All students majoring in economics at Wellesley are required to take ECON 203: Econometrics, with 3 sections offered every semester. A research and instruction librarian and instructional technologist have long been involved in supporting this course. In Fall 2014, with enthusiastic agreement from the faculty, we changed in-class instruction to better prepare the students to tackle their semester-long group projects. In the library session, students would be asked to consider an existing study and figure out how and why the author constructed it in a particular way. In the instructional technology sessions, students would participate in small group exercises.
The faculty suggested that we build our instruction sessions on a paper about the economic outcomes of people born during the 1918 influenza epidemic in the United States. We selected this article because it relied on IPUMS data, a commonly-used data set in this course; the article outlines a common type of econometric study; and it demonstrates to students that you can use econometric methods to examine aspects of public health or other social concerns.

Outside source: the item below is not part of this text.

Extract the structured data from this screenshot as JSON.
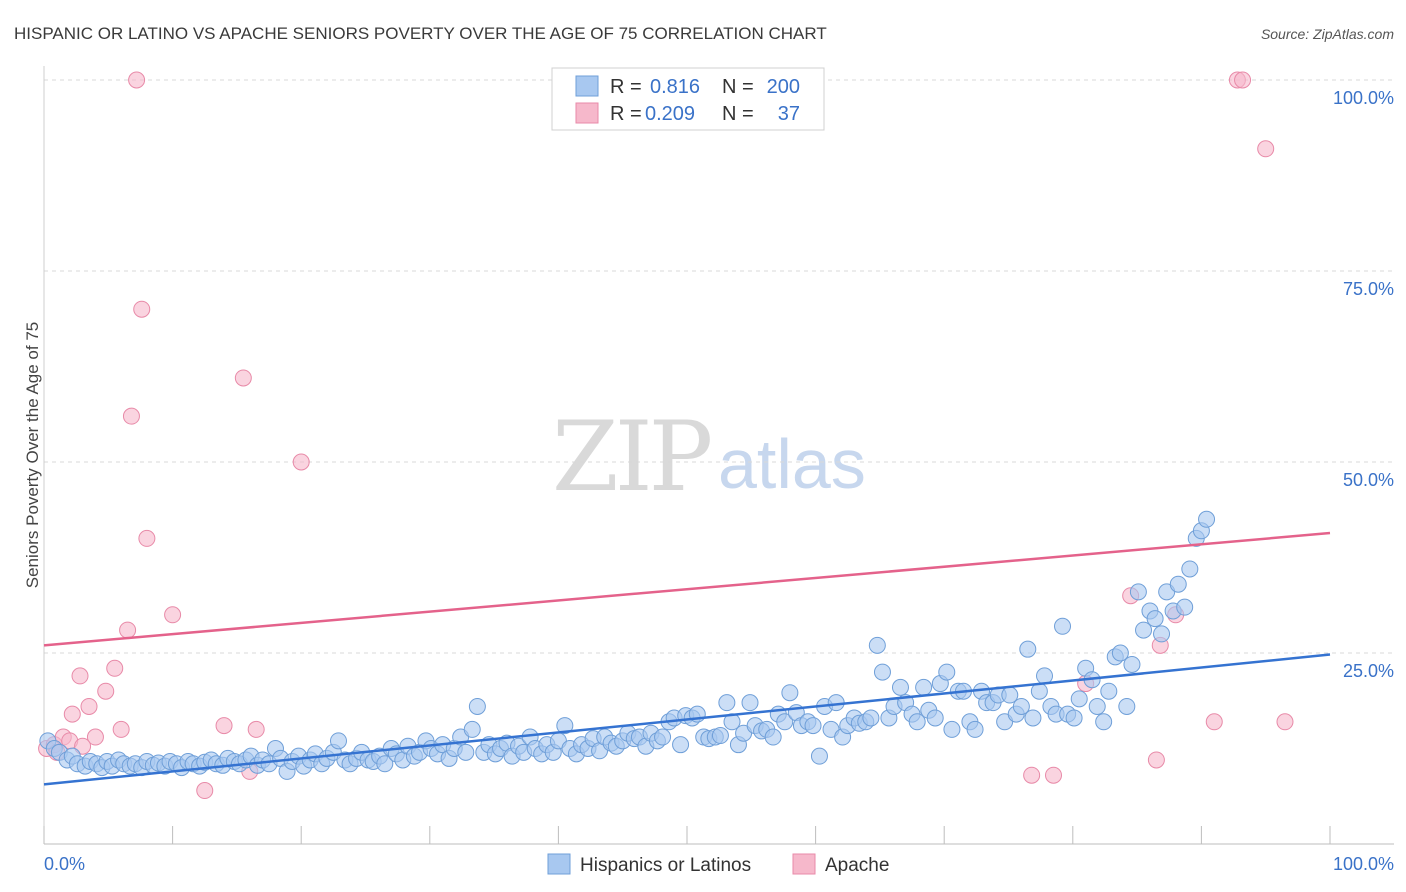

During the research and instruction librarian’s class visit, students read a popular news magazine article or blog post about the paper and reviewed the microdata section of the paper, then discussed how they might answer the questions the author posed using econometric methods. For example, students might want to know if someone’s mother had the flu, but they couldn’t get at that data easily. Instead, students had to learn to ask different questions:
- Was a person in utero during flu epidemic?
- Were they living in a state with a high incidence rate of flu?
- What were their life outcomes compared to people born in states where the flu illness rate was lower?
- What were their life outcomes compared to people born right before or right after the pandemic?
Following that discussion, the librarian and students talked about how to get into the IPUMS dataset and how to translate plain English questions into identifiable variables in IPUMS.
The instructional technologist visited each class twice: once to teach the students how to use Stata, and once to work with them on IPUMS data. In both sessions, students not only received basic Stata training, but also were required to do hands-on work in small groups. All the examples in both sessions used data identified in the influenza article, maintaining a common thread throughout the sessions to maintain student comprehension.
As a result of this new approach, we saw enhanced student engagement during class. Coordinating our efforts allowed us to give the students a cohesive message about approaching questions quantitatively, while making the learning process more interactive.